Foto © APAGrüner Spitzenkandidat Kretschmann könnte Ministerpräsident werden
Im deutschen Bundesland Baden-Württemberg bahnt sich nach der Landtagswahl vom Sonntag womöglich ein historischer Wechsel an. Laut Hochrechnungen vom Abend müssen die Christdemokraten dort nach fast 60 Jahren die Macht abgeben. SPD und Grüne hatten zusammen einen hauchdünnen Vorsprung vor CDU und FDP. Erstmals in Deutschland könnte ein Grüner in Stuttgart den Ministerpräsidenten stellen.

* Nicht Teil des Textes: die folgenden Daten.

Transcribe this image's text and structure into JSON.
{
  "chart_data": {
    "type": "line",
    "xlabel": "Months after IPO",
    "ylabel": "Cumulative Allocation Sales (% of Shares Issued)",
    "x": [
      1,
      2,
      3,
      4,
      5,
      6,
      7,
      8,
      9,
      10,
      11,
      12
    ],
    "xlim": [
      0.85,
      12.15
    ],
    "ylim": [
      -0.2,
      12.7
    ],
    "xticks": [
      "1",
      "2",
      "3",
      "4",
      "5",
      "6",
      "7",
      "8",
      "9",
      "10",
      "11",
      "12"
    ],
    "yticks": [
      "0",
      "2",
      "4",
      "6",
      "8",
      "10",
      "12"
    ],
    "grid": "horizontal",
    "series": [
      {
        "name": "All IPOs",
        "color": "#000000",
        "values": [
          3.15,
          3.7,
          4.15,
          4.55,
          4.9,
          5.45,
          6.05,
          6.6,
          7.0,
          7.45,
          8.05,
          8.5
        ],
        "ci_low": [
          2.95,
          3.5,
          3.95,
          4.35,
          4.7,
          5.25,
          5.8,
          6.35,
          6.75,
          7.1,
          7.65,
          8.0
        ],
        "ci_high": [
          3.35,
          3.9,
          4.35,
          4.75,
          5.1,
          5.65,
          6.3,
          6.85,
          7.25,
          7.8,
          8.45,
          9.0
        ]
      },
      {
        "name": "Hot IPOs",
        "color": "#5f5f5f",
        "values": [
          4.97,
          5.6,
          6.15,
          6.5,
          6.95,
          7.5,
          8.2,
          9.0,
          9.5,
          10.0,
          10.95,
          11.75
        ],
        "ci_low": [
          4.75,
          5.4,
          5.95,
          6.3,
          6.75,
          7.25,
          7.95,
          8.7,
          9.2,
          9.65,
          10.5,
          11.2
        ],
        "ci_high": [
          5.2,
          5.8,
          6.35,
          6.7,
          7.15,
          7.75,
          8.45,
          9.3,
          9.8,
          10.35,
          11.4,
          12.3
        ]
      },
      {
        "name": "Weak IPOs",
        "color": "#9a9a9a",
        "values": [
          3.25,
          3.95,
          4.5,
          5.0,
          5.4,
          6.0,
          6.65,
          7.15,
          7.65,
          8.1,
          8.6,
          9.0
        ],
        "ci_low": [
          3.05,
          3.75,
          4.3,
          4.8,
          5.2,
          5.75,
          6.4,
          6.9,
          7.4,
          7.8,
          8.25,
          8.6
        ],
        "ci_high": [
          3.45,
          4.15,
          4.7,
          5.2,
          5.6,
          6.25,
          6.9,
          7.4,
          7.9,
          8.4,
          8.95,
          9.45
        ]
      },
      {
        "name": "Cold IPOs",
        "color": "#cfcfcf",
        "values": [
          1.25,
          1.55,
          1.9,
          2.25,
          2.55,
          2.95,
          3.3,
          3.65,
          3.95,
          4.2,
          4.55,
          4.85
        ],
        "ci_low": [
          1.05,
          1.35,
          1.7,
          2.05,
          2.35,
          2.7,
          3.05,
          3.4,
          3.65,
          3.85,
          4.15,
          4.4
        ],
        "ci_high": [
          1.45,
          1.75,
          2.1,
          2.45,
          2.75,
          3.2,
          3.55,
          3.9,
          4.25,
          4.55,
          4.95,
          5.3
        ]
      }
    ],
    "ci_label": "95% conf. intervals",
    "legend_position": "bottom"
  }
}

Rot-Grün in Rheinland-Pfalz
In Rheinland-Pfalz wird es nach fünf Jahren SPD-Alleinregierung wohl eine rot-grüne Koalition geben. Der Verlust der CDU-Bastion Baden-Württemberg wäre ein schwerer Schlag auch für die CDU-Vorsitzende, Bundeskanzlerin Angela Merkel - sie verlöre damit den dritten CDU-Regierungschef innerhalb eines Jahres.
Während SPD und Grüne in Baden-Württemberg am Abend schon ihren Wahlsieg feierten, wollten Wahlforscher von Infratest dimap aber nicht ausschließen, dass es aufgrund des komplizierten Wahlrechtes doch noch eine Mehrheit der Mandate für die christlich-liberale Regierungskoalition geben könnte. Das Wahlrecht begünstigt die stärkste Partei bei der Regierungsbildung.
Niederlage für Merkel
Die CDU-Niederlage ist auch ein Debakel für die Parteichefin Merkel, die die Wahl im vergangenen Sommer bereits zur Entscheidung über das umstrittene Bahn-Projekt Stuttgart 21 erklärt hatte. Sollte Grün-Rot in Baden-Württemberg die Regierung übernehmen, steht hinter Stuttgart 21 wieder ein großes Fragezeichen.
Das FDP-Debakel dürfte auch die Personaldebatte über Parteichef Guido Westerwelle neu anheizen. Er hatte aber schon vor Schließung der Wahllokale deutlich gemacht, dass er als FDP-Vorsitzender und Außenminister "unter keinen Umständen" zurücktreten werde.
Im Bundesrat wird das schwarz-gelbe Lager bei einer Niederlage von CDU und FDP in Baden-Württemberg weiter geschwächt.
Die Bundessprecherin der Grünen, Eva Glawischnig, gratulierte dem Spitzenkandidaten der baden-württembergischen Grünen, Winfried Kretschmann, zum "Wahlerfolg". "Die deutschen Grünen haben sowohl in Baden-Württemberg als auch in Rheinland-Pfalz einen sensationellen Wahlerfolg hingelegt", so Glawischnig in einer Aussendung am Sonntag.